Bei Staaten außerhalb der EU gelten strengere Regelungen. Barmitteln im Gesamtwert von 10.000 Euro oder mehr müssen Sie vor der Ein- oder Ausreise schriftlich mit dem Vordruck „Anmeldung von Barmitteln“ beim Zoll anmelden.

Zuwiderhandlungen werden mit hohen Geldbußen geahndet. Die Anmeldepflicht stellt keine Obergrenze dar. Gesetzliche Grundlage für die Einfuhr und Ausfuhr von Barmitteln ist §12a des Zollverwaltungsgesetzes.

Argumente für und gegen die Obergrenze von Barzahlungen

Befürworter einer Einschränkung von Barzahlungen, wollen mit der Einschränkung von Barzahlungen einen Beitrag zur Bekämpfung der Geldwäsche, Terrorfinanzierung und Schwarzarbeit leisten.

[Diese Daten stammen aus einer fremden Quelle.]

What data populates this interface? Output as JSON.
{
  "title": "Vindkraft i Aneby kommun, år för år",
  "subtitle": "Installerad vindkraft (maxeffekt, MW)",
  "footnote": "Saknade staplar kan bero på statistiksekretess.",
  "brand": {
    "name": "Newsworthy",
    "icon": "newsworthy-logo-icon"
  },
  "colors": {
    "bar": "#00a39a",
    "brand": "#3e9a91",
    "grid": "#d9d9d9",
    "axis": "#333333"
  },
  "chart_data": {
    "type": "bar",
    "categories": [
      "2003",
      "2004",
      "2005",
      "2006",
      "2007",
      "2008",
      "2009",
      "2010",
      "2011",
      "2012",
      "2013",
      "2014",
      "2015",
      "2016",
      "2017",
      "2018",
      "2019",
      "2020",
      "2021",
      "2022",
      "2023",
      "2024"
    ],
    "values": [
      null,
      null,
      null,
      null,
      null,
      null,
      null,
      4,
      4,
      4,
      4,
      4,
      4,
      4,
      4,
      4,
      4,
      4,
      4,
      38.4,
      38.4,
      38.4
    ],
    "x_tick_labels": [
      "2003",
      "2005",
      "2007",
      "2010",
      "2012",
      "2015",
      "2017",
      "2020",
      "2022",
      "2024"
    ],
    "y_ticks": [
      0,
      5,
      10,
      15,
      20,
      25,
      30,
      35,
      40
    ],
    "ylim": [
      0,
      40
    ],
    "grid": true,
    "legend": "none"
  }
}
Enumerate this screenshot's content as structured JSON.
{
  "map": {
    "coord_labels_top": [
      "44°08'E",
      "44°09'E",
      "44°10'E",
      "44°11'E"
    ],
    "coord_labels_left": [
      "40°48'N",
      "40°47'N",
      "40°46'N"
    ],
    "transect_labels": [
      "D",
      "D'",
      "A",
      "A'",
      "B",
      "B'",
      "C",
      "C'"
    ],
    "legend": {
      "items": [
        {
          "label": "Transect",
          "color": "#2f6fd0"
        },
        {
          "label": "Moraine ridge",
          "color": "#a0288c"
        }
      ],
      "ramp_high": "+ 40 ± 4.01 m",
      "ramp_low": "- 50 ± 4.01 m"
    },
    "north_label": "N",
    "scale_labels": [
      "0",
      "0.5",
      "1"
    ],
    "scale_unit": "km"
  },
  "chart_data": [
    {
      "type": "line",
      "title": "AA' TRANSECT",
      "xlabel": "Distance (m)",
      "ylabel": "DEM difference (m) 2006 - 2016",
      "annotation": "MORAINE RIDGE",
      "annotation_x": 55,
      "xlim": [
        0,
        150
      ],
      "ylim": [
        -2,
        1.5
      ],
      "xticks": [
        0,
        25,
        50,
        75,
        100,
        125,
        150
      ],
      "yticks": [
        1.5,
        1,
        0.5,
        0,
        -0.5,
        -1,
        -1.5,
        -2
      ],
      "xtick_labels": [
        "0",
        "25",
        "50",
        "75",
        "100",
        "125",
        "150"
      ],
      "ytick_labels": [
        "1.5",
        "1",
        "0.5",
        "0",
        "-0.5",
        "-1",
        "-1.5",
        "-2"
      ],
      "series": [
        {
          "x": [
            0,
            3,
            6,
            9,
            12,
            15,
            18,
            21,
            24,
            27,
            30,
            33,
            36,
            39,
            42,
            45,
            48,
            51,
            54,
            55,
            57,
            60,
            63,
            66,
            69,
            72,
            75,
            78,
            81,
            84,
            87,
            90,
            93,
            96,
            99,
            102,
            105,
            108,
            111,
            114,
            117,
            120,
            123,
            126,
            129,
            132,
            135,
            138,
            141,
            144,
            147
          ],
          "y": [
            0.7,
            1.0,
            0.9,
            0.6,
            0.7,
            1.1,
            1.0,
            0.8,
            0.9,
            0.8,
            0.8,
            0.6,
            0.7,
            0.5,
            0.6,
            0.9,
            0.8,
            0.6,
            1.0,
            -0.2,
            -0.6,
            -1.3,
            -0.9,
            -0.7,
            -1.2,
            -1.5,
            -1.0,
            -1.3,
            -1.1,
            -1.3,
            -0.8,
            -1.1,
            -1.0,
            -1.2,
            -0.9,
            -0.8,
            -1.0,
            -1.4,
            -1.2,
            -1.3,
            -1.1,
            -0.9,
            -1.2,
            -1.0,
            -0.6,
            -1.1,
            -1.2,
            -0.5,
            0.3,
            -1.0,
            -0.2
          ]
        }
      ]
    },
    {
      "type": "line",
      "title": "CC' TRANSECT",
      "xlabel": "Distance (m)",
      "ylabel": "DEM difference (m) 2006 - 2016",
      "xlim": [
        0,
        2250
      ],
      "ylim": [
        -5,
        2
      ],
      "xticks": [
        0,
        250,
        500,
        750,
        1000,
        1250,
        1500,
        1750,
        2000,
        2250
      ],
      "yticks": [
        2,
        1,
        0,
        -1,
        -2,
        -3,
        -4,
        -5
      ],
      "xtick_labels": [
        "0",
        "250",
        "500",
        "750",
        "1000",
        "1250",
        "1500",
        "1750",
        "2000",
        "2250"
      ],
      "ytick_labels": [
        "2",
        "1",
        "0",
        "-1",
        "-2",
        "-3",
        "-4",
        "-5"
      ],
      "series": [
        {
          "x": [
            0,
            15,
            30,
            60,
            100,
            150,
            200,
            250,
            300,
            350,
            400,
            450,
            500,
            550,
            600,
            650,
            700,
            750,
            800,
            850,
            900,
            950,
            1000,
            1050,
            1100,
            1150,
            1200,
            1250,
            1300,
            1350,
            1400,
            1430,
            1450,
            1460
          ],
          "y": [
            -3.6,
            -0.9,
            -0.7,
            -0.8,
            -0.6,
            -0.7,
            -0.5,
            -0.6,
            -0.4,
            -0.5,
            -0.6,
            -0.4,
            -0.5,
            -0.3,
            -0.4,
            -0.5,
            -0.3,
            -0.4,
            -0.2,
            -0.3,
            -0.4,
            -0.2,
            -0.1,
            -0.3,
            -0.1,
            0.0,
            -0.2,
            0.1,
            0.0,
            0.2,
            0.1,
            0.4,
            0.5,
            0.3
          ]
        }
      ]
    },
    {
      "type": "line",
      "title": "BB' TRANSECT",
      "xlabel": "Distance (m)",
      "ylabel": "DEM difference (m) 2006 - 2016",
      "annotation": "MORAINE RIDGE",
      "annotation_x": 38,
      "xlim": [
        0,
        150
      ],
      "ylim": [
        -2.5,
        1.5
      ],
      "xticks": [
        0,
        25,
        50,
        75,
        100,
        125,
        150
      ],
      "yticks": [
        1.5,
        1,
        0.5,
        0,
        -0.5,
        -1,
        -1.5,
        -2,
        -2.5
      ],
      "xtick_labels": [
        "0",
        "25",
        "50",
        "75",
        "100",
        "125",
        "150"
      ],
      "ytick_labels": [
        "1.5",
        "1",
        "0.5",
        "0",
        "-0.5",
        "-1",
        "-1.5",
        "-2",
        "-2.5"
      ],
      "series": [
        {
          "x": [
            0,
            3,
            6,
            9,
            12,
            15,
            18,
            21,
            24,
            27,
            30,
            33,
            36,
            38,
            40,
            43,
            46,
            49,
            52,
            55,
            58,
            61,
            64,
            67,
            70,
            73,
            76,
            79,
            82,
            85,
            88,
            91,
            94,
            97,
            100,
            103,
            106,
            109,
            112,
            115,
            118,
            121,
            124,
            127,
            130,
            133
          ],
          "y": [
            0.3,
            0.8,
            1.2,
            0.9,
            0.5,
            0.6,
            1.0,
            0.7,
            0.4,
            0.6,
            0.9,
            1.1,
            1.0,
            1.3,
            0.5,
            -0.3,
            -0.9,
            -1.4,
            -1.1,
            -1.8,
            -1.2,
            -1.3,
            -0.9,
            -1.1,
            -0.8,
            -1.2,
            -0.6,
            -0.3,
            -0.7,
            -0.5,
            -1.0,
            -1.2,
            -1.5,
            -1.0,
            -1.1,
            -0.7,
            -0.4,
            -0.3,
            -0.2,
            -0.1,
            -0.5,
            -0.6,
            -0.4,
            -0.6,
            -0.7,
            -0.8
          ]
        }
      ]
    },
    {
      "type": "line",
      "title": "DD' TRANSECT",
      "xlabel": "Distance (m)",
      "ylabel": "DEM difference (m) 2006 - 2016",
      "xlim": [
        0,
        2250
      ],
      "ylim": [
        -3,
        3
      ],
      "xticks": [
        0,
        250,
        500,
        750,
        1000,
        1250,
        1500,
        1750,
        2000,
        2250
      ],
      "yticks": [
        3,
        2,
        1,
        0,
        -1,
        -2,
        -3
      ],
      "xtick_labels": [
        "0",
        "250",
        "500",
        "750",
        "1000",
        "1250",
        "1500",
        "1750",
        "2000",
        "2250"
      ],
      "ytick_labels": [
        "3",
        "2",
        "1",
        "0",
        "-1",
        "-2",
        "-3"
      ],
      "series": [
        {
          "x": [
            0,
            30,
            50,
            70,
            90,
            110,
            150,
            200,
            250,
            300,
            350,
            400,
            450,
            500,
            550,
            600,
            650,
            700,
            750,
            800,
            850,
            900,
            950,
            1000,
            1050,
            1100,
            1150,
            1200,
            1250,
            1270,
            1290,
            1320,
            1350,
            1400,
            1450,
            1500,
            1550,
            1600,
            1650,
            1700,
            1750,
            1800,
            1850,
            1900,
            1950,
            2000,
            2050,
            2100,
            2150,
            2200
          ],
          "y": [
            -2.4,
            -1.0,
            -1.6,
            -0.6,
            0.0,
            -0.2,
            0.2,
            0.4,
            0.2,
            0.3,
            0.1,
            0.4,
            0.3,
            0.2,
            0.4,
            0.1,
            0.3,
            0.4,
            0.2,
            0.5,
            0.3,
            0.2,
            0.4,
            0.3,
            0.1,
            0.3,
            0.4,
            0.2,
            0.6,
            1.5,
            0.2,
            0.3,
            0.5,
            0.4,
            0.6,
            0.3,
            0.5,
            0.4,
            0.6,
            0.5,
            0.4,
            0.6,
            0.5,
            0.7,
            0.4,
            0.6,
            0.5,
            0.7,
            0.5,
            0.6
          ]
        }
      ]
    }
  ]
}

Dasselbe Argument wird die inzwischen beschlossene Einstellung der Produktion von 500-Euro-Banknoten Ender 2018 vorgebracht.

Existierende 500-Euro scheine werden ab diesem Zeitpunkt ihren Status als gesetzliches Zahlungsmittel nicht verlieren, sondern kontinuierlich aus dem Verkehr gezogen und nicht mehr ersetzt.

Gegner einer Obergrenze bezweifeln allerdings die Verfassungsmäßigkeit der Bargeldbeschränkung, da sie einen nicht gerechtfertigten Eingriff in die Freiheitsrechte der Bürger darstellen würde.

Andere Kritiker betonen die Bedeutung der Barzahlungen in Deutschland, die mehr als 70 Prozent der Transaktionen an Verkaufsstellen ausmachen und dabei für mehr als 50 Prozent des Umsatzes verantwortlich sind.

Auch die Legitimität des Arguments, mit einer Bargeld Obergrenze ließe sich Geldwäsche und Terrorfinanzierung eindämmen, wird angezweifelt, da Geldwäsche schon heute auch auf elektronischem Weg stattfindet.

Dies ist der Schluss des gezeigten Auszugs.